C’est une évidence depuis quelques mois maintenant : au-delà des estimations, le nombre de personnes infectées par le coronavirus SARS-CoV-2 est largement sous-évalué dans les données directes. La première raison qui pousse les scientifiques à ce constat repose dans les cas asymptomatiques : leur place dans le tableau de la maladie est de plus en plus évaluée par des études. Ces personnes sont contaminées par le coronavirus, mais ne présentent pas le moindre symptôme. Ce faisant, sauf si elles sont éventuellement cas contact, elles échappent à tout dépistage. Des cas symptomatiques légers de la maladie peuvent également passer sous les radars. Les courbes présentent donc souvent une description non pas fausse, mais incomplète de l’étendue des infections.
« Les différences de dépistage et de traçage de la maladie Covid-19 d’un pays à l’autre, ainsi que l’évolution des tests dans chaque pays au fil du temps, font qu’il est difficile d’estimer le véritable taux d’infection (de la population) sur la base du nombre de cas confirmés obtenus par le dépistage viral », estiment les auteurs d’une étude parue le 18 novembre dans la revue scientifique Royal Society Open Science.
Ils utilisent alors une méthode de « backcasting » : à partir du nombre de décès associés à la maladie Covid-19 dans un pays, ils essayent de déterminer le taux d’infection le plus probable au sein de cette population donnée. Ils ont appliqué cette méthode aux États-Unis, au Canada, à l’Australie, à la Corée du Sud ainsi qu’à 11 pays d’Europe, dont la France ; ce qui représente 817 millions de personnes au total.
Un nombre réel six fois supérieur globalement
Malgré des « améliorations dans les taux de détection à mesure que la pandémie a progressé », les auteurs montrent qu’à la date du 31 août 2020, le nombre de personnes infectées par le coronavirus dans les 15 pays étudiés « était 6,2 fois supérieur que le nombre de cas rapportés » (chiffre médian, situé dans un intervalle de confiance compris entre 4,3 et 10,9).

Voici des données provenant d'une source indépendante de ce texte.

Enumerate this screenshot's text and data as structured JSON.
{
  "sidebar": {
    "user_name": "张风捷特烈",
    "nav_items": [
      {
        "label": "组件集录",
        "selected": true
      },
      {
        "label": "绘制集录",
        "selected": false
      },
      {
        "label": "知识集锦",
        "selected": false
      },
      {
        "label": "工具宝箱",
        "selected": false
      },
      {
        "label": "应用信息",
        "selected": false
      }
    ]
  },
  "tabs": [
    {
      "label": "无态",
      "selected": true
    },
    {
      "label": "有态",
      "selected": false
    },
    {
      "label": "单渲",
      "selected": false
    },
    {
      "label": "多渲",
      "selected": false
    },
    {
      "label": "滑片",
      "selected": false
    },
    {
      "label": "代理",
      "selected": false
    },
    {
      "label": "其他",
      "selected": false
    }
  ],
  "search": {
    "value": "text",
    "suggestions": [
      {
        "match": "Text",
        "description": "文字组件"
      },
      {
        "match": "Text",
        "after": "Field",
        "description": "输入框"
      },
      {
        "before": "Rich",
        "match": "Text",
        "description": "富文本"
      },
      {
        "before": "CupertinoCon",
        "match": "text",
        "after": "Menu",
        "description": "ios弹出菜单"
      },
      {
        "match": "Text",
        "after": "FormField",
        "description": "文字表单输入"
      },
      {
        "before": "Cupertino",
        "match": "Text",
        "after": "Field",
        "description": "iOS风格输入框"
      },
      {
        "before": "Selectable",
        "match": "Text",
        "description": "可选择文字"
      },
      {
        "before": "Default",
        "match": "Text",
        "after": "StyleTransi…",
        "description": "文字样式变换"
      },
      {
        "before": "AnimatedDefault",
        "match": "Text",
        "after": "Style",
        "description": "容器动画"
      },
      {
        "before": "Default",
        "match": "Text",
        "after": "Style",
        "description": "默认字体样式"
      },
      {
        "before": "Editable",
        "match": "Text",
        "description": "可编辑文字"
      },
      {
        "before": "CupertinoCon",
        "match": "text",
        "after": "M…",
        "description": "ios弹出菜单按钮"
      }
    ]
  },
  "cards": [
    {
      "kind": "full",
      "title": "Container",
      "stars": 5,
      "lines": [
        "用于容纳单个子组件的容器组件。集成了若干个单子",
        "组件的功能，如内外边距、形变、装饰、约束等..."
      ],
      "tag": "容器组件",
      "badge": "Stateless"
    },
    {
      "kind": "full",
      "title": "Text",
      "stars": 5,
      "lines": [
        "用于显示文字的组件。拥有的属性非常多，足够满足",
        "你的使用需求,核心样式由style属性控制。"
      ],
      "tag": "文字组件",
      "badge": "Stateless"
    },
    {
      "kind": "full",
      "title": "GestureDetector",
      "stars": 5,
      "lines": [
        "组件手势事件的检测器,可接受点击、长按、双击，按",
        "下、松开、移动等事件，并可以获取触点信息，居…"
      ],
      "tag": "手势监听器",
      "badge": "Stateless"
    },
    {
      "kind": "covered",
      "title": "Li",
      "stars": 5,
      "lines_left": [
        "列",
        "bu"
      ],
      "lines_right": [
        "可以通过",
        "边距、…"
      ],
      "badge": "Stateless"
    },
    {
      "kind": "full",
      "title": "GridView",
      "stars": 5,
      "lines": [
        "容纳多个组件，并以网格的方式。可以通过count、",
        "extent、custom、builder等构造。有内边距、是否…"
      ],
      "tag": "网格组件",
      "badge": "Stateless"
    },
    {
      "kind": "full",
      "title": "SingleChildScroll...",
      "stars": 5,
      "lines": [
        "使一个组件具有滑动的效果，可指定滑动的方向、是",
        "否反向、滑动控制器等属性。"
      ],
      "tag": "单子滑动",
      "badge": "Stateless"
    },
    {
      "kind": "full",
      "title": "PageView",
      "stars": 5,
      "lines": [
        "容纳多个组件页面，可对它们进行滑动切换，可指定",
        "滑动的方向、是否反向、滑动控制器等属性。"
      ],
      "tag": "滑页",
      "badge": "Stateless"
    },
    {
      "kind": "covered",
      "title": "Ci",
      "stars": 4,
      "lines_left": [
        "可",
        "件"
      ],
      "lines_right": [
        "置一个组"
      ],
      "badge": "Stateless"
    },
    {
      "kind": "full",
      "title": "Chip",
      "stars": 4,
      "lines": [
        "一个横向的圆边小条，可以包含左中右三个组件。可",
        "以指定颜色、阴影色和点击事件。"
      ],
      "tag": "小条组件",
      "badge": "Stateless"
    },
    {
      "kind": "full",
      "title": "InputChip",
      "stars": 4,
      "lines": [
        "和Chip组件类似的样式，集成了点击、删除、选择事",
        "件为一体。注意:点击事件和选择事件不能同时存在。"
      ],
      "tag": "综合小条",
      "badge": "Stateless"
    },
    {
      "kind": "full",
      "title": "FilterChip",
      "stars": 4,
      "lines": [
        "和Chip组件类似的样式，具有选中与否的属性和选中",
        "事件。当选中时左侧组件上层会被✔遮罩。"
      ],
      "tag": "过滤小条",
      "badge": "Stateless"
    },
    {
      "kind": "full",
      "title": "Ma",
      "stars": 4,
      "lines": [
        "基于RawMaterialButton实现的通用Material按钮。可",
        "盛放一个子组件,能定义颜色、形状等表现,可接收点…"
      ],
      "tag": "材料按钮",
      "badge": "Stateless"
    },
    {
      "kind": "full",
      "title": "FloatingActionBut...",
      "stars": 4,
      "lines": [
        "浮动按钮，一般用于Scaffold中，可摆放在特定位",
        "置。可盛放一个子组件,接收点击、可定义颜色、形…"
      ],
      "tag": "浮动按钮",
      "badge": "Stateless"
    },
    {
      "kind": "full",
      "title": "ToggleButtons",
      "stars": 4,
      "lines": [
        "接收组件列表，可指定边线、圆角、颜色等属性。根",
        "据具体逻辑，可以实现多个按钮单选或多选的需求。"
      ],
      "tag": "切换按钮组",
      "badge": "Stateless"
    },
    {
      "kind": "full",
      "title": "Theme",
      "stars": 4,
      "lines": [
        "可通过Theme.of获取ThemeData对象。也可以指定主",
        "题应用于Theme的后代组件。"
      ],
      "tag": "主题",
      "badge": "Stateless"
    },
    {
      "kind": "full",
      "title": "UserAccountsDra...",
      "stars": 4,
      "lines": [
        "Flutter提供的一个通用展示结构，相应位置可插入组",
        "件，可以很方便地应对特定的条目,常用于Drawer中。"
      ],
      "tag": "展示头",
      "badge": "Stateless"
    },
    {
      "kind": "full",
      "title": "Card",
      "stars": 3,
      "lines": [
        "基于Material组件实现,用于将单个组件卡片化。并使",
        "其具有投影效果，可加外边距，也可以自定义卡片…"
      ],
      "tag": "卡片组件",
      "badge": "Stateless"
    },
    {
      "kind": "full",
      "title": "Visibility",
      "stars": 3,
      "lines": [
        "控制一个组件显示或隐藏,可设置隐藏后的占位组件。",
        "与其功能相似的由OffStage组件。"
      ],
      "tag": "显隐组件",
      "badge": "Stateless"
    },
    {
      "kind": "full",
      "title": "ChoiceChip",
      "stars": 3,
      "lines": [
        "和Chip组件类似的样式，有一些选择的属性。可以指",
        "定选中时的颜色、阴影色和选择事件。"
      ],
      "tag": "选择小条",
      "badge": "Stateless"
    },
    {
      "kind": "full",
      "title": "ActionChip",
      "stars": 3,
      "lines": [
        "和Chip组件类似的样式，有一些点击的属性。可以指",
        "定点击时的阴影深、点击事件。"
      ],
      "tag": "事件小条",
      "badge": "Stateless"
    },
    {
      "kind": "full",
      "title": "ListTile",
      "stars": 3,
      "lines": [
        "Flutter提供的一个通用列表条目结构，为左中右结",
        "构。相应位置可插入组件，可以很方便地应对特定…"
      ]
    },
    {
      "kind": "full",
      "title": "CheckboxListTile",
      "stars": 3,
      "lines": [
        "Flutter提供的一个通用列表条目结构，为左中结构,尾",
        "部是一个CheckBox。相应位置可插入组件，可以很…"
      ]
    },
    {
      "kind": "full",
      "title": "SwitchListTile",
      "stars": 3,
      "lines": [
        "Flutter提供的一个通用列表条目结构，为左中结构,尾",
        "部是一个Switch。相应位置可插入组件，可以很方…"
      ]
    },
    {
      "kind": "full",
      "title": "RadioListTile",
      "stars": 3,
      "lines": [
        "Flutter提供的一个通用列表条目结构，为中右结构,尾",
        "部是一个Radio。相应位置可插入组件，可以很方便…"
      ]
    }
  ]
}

Il s’agit là d’une évaluation à l’échelle de tous les pays sur lesquels les chercheurs se sont penchés. Cela peut varier considérablement d’un pays à l’autre. Ainsi, les auteurs estiment que le nombre réel de cas est 2,6 fois supérieur aux cas recensés en Corée du Sud, mais 17,5 fois supérieur en Italie. « Des pays comme la Belgique, la France, l’Italie et le Royaume-Uni ont un taux de détection très bas » par rapport à la réalité, écrivent les auteurs. Les courbes publiées dans ces pays représentent selon eux seulement 10 % de tous les cas Covid-19. La raison : le dépistage insuffisant. Car les pays qui ont, à l’inverse, un taux de détection proche du nombre de cas réels sont ceux qui ont « employé un dépistage généralisé », ou qui ont un faible taux d’incidence sur leur territoire.
Il y a un seul exemple présenté dans l’étude où la différence entre le taux de cas réels et les courbes présentées par le gouvernement a baissé au fil de la pandémie : l’Australie. Il s’agit, là encore, d’un problème de dépistage. Le taux de détection comparé aux cas réels estimés a chuté de 50 % à 21 % en quelques mois. Ce déclin est cohérent, selon les auteurs, avec une résurgence dans la propagation qui s’est accompagnée « d’une transmission invisible au sein des communautés par des personnes qui hésitaient à se faire tester, même si elles étaient malades, peut-être en raison de la perte de revenus associée à l’isolement.»
La clé du dépistage généralisé
Pour les auteurs, il est clair que cela met en évidence le besoin d’un « dépistage suffisant et à grande échelle — y compris pour les personnes asymptomatiques ». Un dépistage véritablement massif, non plus basé seulement sur les symptômes ni les cas contacts, permettrait en effet d’avoir un panorama de l’épidémie plus proche de la réalité et relève donc selon ces chercheurs « d’une importance capitale pour éclairer les décisions politiques sur la manière de financer et de gérer les effets de la COVID-19 sur la santé publique, la société et l’économie ».
Cette étude relève évidemment d’une simulation parmi d’autres, et les chiffres donnés sont indicatifs. Toutefois, cela rejoint les demandes de nombreux épidémiologistes. Sur les méthodes de gestion de l’épidémie, Catherine Hill affirmait dans nos colonnes qu’un dépistage large était nécessaire pour que le déconfinement ne mène à une nouvelle résurgence dans les contaminations.
Cette approche se confronte toutefois à un obstacle : il faut que les capacités techniques et humaines puissent suivre. Or, depuis la rentrée, les laboratoires ont du mal à ne serait-ce que recruter du personnel qualifié, ce qui freine le nombre total d’échantillons analysables par un même plateau technique.